Who bills my insurance?
We will bill your insurance company for your visits. We only ask that you cover your estimated coinsurance or deductible at the time of your visit. The amount that you will owe at that time of your visit depends on the health insurance plan you have.
How often do you bill my insurance?
Claims for treatment are electronically forwarded to your insurance company no more than 2 days after treatment, provided we have complete and correct insurance billing information.
How long does it take for my claims to process?
In a perfect world, it should take about 15-20 days after your insurance company receives the claims. Often, delays in payment occur when information is incomplete, out of date, or inaccurate. If you do not receive any correspondence from your insurance company within 3 weeks of the date of your evaluation, please contact your insurance company to clarify any potential issues.
What should I do with the correspondences I receive from my insurance company?
Please open and read your mail from your insurance company. Although we do what we can to help you get your claims paid in a timely manner, it is important that you remain proactive in the process. Insurance companies will delay benefit payments for claims if any requested information in the correspondence to you does not receive a prompt response.

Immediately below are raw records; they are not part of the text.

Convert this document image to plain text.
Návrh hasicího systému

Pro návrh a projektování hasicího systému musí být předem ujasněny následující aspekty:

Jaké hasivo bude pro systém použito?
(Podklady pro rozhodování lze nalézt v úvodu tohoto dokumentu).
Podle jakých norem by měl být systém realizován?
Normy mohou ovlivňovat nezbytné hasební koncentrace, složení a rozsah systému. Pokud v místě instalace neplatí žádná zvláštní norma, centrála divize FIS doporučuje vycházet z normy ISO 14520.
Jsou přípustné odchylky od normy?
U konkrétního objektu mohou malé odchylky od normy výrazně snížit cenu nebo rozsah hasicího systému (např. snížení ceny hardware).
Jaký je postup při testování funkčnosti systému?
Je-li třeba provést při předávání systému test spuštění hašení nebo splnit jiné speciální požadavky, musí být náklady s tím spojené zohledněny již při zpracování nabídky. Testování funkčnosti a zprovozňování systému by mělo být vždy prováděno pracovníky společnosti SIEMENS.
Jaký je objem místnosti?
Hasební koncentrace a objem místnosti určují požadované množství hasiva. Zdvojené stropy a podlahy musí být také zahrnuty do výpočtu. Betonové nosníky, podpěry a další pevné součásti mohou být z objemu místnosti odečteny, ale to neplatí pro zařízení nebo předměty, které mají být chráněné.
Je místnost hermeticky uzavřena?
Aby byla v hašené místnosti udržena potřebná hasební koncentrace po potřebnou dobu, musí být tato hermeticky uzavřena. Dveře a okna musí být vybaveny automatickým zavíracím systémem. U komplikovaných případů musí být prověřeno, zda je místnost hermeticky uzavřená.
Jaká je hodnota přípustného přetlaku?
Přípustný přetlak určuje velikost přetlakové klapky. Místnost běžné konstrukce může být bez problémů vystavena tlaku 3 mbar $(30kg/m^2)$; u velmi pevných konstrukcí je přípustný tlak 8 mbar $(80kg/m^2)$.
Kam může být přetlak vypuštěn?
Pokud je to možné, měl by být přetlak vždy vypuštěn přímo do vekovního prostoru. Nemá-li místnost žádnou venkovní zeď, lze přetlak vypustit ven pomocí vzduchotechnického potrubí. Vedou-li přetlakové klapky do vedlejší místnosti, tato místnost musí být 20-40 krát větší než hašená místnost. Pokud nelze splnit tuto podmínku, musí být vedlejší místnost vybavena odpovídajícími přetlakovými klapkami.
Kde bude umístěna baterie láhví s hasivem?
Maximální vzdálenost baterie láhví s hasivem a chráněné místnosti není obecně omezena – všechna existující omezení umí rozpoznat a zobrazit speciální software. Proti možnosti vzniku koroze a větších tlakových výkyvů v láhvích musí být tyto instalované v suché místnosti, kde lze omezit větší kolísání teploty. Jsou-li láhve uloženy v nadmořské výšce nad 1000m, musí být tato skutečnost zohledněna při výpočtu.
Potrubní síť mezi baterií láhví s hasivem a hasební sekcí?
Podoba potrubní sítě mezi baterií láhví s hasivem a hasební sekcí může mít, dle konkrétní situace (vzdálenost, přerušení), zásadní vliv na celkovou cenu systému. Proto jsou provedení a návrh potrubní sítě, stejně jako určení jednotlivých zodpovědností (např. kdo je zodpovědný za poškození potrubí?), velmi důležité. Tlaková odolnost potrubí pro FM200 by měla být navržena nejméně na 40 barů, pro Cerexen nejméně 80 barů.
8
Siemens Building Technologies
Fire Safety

It is important to know that as a provider of physical therapy services, the only part of your treatment we control is the delivery of the actual treatment. We do not control the payment process or the amounts allowed or paid by your insurance company.

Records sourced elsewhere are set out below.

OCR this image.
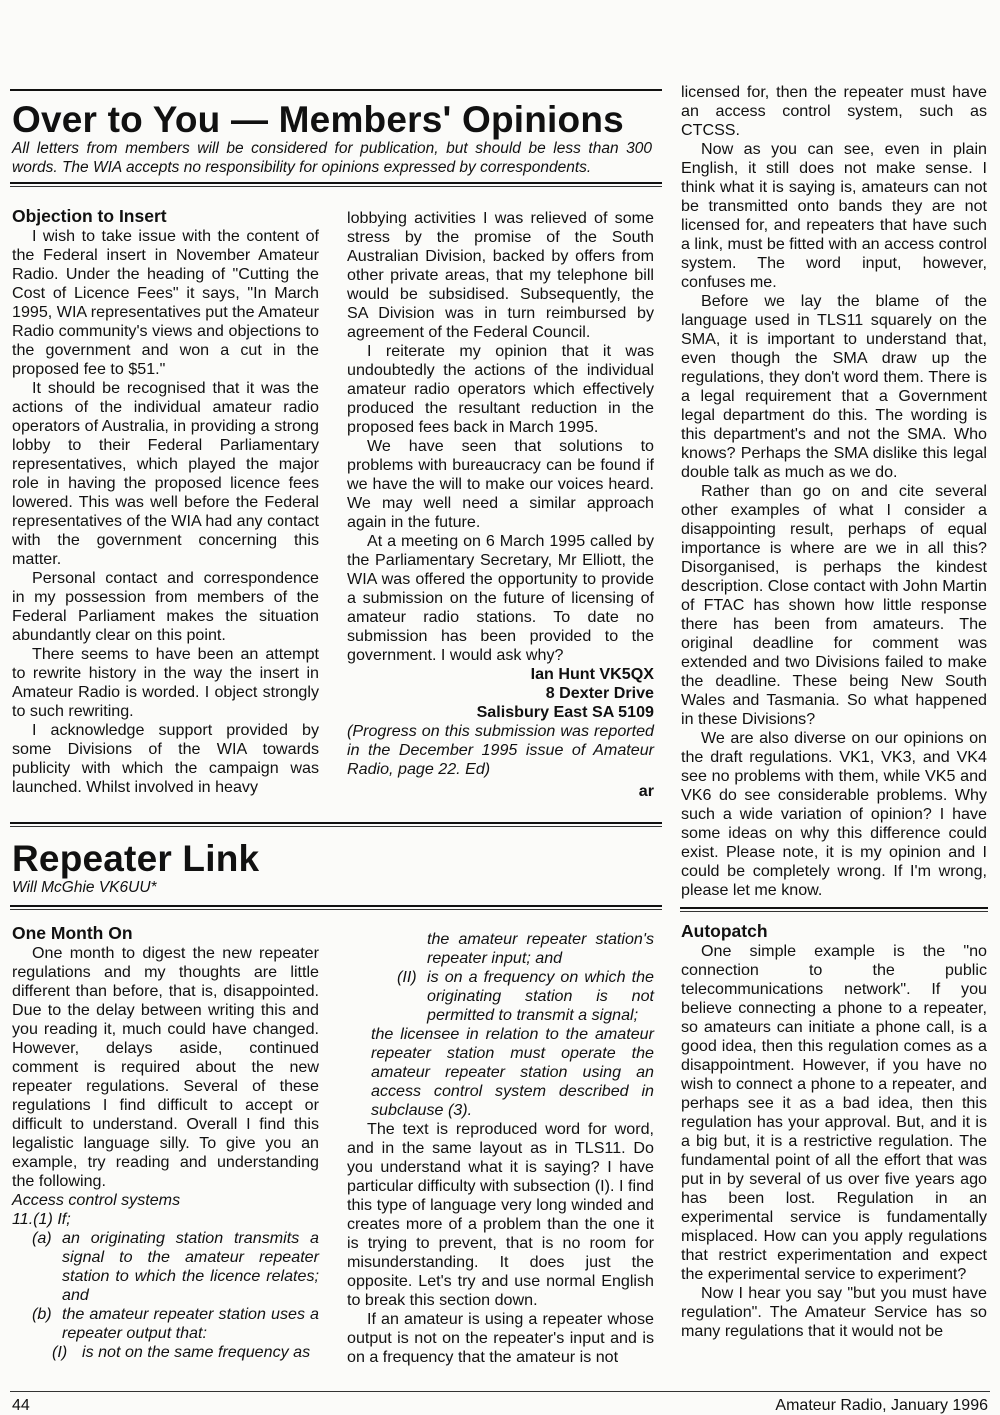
Over to You — Members' Opinions
All letters from members will be considered for publication, but should be less than 300 words. The WIA accepts no responsibility for opinions expressed by correspondents.
Objection to Insert

I wish to take issue with the content of the Federal insert in November Amateur Radio. Under the heading of "Cutting the Cost of Licence Fees" it says, "In March 1995, WIA representatives put the Amateur Radio community's views and objections to the government and won a cut in the proposed fee to $51."

It should be recognised that it was the actions of the individual amateur radio operators of Australia, in providing a strong lobby to their Federal Parliamentary representatives, which played the major role in having the proposed licence fees lowered. This was well before the Federal representatives of the WIA had any contact with the government concerning this matter.

Personal contact and correspondence in my possession from members of the Federal Parliament makes the situation abundantly clear on this point.

There seems to have been an attempt to rewrite history in the way the insert in Amateur Radio is worded. I object strongly to such rewriting.

I acknowledge support provided by some Divisions of the WIA towards publicity with which the campaign was launched. Whilst involved in heavy

lobbying activities I was relieved of some stress by the promise of the South Australian Division, backed by offers from other private areas, that my telephone bill would be subsidised. Subsequently, the SA Division was in turn reimbursed by agreement of the Federal Council.

I reiterate my opinion that it was undoubtedly the actions of the individual amateur radio operators which effectively produced the resultant reduction in the proposed fees back in March 1995.

We have seen that solutions to problems with bureaucracy can be found if we have the will to make our voices heard. We may well need a similar approach again in the future.

At a meeting on 6 March 1995 called by the Parliamentary Secretary, Mr Elliott, the WIA was offered the opportunity to provide a submission on the future of licensing of amateur radio stations. To date no submission has been provided to the government. I would ask why?

Ian Hunt VK5QX

8 Dexter Drive

Salisbury East SA 5109

(Progress on this submission was reported in the December 1995 issue of Amateur Radio, page 22. Ed)

ar

Repeater Link
Will McGhie VK6UU*
One Month On

One month to digest the new repeater regulations and my thoughts are little different than before, that is, disappointed. Due to the delay between writing this and you reading it, much could have changed. However, delays aside, continued comment is required about the new repeater regulations. Several of these regulations I find difficult to accept or difficult to understand. Overall I find this legalistic language silly. To give you an example, try reading and understanding the following.

Access control systems

11.(1) If;

(a) an originating station transmits a signal to the amateur repeater station to which the licence relates; and
(b) the amateur repeater station uses a repeater output that:
(I) is not on the same frequency as
the amateur repeater station's repeater input; and
(II) is on a frequency on which the originating station is not permitted to transmit a signal;
the licensee in relation to the amateur repeater station must operate the amateur repeater station using an access control system described in subclause (3).

The text is reproduced word for word, and in the same layout as in TLS11. Do you understand what it is saying? I have particular difficulty with subsection (I). I find this type of language very long winded and creates more of a problem than the one it is trying to prevent, that is no room for misunderstanding. It does just the opposite. Let's try and use normal English to break this section down.

If an amateur is using a repeater whose output is not on the repeater's input and is on a frequency that the amateur is not

licensed for, then the repeater must have an access control system, such as CTCSS.

Now as you can see, even in plain English, it still does not make sense. I think what it is saying is, amateurs can not be transmitted onto bands they are not licensed for, and repeaters that have such a link, must be fitted with an access control system. The word input, however, confuses me.

Before we lay the blame of the language used in TLS11 squarely on the SMA, it is important to understand that, even though the SMA draw up the regulations, they don't word them. There is a legal requirement that a Government legal department do this. The wording is this department's and not the SMA. Who knows? Perhaps the SMA dislike this legal double talk as much as we do.

Rather than go on and cite several other examples of what I consider a disappointing result, perhaps of equal importance is where are we in all this? Disorganised, is perhaps the kindest description. Close contact with John Martin of FTAC has shown how little response there has been from amateurs. The original deadline for comment was extended and two Divisions failed to make the deadline. These being New South Wales and Tasmania. So what happened in these Divisions?

We are also diverse on our opinions on the draft regulations. VK1, VK3, and VK4 see no problems with them, while VK5 and VK6 do see considerable problems. Why such a wide variation of opinion? I have some ideas on why this difference could exist. Please note, it is my opinion and I could be completely wrong. If I'm wrong, please let me know.

Autopatch

One simple example is the "no connection to the public telecommunications network". If you believe connecting a phone to a repeater, so amateurs can initiate a phone call, is a good idea, then this regulation comes as a disappointment. However, if you have no wish to connect a phone to a repeater, and perhaps see it as a bad idea, then this regulation has your approval. But, and it is a big but, it is a restrictive regulation. The fundamental point of all the effort that was put in by several of us over five years ago has been lost. Regulation in an experimental service is fundamentally misplaced. How can you apply regulations that restrict experimentation and expect the experimental service to experiment?

Now I hear you say "but you must have regulation". The Amateur Service has so many regulations that it would not be

44	Amateur Radio, January 1996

We try to mitigate problems in the payment process by:
- Contacting your insurance company prior to your treatment and verifying coverage and benefit information.
- Providing benefits, coverage, and expected out of pocket cost information to you before your first appointment.
- Limiting your out of pocket cost to $207.00 for your evaluation and $177.00 for each follow up visit.
When should I expect a bill for any remaining balances?
Our billing office will first bill your insurance company for all services after each visit. If your insurance plan does not cover a specific service or procedure or does not cover the entire cost, you will be responsible for the uncovered fees. We do our best to estimate these fees to match up at the time of service, but as hard as we try, we cannot always accurately predict how your insurance company carrier will handle a claim.
Why is the initial estimated cost different from the bill I just received?
Most insurance companies do not pay 100% of the actual amounts billed to them for treatment. Typically, insurance companies “adjust” the charges submitted to them, to what they consider as “usual and customary”. They then process the charges according to your plan benefits. Our office will collect the difference paid by yourself and your insurance if it is less than $207.00 for the evaluation and $177.00 for follow up visits. We are obligated by law to collect amounts paid to you by your insurance company in excess of these amounts to avoid medical fraud.